The council quickly launched into its business, with the first item being a second reading of an ordinance to raise the city payroll tax from one percent to one-and-a-half percent. Before the vote, though, Noel expressed his concern that the tax might not be the fairest way to earn additional revenue because only those who work in the city would be affected, rather than all the people receiving city services. Councilmember Manuel Brown said that wherever city residents work, they are likely to get hit with a payroll tax as high or higher in surrounding areas.
Phillips said he was in favor of the half-percent increase, but said he didn’t agree with the ordinance as it read because of the penalty for paying taxes late. The current ordinance requires that if an earnings tax is paid late, the person must pay 10 percent interest on the tax owed, but the revised ordinance doubled the penalty.
“If they can’t pay the one-and-a-half percent, they won’t be able to pay the other 20 percent,” Phillips said.
Phillips said he thought a 10 percent penalty was enough, so Bailey told him they could vote to change it.
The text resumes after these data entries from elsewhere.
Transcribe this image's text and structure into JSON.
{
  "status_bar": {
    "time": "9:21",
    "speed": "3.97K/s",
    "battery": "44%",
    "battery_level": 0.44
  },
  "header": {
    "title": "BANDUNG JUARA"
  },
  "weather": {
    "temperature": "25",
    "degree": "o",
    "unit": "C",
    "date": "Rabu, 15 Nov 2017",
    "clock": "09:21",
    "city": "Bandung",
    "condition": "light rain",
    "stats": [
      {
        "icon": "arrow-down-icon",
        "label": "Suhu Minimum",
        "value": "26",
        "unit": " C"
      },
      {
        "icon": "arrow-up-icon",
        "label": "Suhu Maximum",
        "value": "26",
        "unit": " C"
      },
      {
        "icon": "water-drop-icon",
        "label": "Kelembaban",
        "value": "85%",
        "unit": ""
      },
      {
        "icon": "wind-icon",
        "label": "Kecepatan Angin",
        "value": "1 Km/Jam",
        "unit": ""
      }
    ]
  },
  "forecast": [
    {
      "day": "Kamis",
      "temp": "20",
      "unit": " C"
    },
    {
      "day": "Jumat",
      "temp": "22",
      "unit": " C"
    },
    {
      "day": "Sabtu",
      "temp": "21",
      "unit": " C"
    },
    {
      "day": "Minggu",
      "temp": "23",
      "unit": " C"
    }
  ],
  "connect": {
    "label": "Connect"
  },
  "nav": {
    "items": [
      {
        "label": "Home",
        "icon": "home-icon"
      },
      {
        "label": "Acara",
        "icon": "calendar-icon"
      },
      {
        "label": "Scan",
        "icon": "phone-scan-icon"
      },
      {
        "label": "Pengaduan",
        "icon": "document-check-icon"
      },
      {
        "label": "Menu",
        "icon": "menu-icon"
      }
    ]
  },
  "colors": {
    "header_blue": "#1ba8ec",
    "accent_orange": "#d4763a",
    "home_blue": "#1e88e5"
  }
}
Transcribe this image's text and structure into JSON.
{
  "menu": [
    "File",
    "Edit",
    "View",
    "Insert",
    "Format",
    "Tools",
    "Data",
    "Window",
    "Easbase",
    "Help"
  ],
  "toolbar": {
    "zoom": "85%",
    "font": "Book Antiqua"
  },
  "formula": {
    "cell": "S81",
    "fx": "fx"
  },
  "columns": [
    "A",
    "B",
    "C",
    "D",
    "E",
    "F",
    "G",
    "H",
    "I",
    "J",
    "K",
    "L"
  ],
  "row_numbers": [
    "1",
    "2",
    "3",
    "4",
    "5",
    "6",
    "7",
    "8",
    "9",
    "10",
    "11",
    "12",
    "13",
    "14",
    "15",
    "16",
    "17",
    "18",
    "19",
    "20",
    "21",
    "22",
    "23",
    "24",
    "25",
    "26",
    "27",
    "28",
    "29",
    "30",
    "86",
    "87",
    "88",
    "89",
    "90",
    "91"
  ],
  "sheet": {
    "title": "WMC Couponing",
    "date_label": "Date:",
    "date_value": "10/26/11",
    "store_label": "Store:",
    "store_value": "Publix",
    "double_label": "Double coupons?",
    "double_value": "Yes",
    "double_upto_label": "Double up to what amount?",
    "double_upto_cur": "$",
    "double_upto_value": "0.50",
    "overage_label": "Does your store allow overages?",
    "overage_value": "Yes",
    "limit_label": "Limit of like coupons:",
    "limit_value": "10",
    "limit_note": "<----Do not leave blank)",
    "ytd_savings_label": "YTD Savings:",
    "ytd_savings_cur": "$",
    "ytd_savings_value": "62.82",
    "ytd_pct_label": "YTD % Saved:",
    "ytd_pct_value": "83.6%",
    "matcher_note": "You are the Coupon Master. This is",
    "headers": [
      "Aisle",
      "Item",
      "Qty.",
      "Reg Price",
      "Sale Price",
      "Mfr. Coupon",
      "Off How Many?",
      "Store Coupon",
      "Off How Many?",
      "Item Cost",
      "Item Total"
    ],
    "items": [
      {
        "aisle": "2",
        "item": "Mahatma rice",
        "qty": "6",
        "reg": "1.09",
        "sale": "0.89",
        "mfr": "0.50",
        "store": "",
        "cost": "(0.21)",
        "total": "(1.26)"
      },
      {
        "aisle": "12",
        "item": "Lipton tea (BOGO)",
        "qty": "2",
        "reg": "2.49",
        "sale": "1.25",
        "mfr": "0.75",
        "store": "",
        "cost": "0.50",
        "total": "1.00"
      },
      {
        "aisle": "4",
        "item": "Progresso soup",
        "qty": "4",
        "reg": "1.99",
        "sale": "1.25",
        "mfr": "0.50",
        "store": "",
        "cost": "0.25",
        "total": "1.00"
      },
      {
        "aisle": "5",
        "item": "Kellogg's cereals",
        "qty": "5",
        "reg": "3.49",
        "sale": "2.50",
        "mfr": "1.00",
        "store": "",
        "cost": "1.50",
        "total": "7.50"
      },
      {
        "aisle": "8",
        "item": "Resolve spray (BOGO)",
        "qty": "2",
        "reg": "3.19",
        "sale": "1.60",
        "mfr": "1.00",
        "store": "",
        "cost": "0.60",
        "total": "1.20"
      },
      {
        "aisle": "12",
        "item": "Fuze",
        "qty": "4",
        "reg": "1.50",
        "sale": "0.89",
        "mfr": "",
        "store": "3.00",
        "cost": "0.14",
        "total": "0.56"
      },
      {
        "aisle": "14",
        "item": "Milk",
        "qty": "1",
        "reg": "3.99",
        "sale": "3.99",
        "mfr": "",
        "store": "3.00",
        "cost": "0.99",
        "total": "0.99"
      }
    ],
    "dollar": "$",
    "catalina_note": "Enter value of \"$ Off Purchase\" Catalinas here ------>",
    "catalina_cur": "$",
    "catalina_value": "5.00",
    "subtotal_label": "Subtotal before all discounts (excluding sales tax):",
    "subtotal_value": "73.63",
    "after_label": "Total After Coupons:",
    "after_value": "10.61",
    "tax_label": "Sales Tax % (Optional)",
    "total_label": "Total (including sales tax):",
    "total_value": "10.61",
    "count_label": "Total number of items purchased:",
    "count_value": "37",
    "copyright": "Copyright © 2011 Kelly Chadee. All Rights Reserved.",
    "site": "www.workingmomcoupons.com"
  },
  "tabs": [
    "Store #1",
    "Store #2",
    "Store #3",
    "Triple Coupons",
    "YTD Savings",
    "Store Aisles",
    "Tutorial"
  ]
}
Phillips made a motion for the change and Brown seconded it, with the rest of the council approving the change.
Jasper said she had done a bit of research on the issue, but she did not feel comfortable voting on it. She said would have to wait and see the long-term results and would abstain from voting. Councilmember Jim Ricks made a motion to approve the tax and Brown seconded the motion. The motion passed 3-0, with Noel voting against it.
While many officials on legislative bodies and boards give a conflict of interest as their reason for abstention, City Attorney Marvin Wilson said that this was not always the case. He said that when someone on a municipal board chooses to abstain from voting, he or she has opportunity to give a reason. He said that in the past, he has observed abstentions plenty of times. Some gave conflict of interest as a reason for not voting, while others gave different reasons. Some gave no reason at all, he said.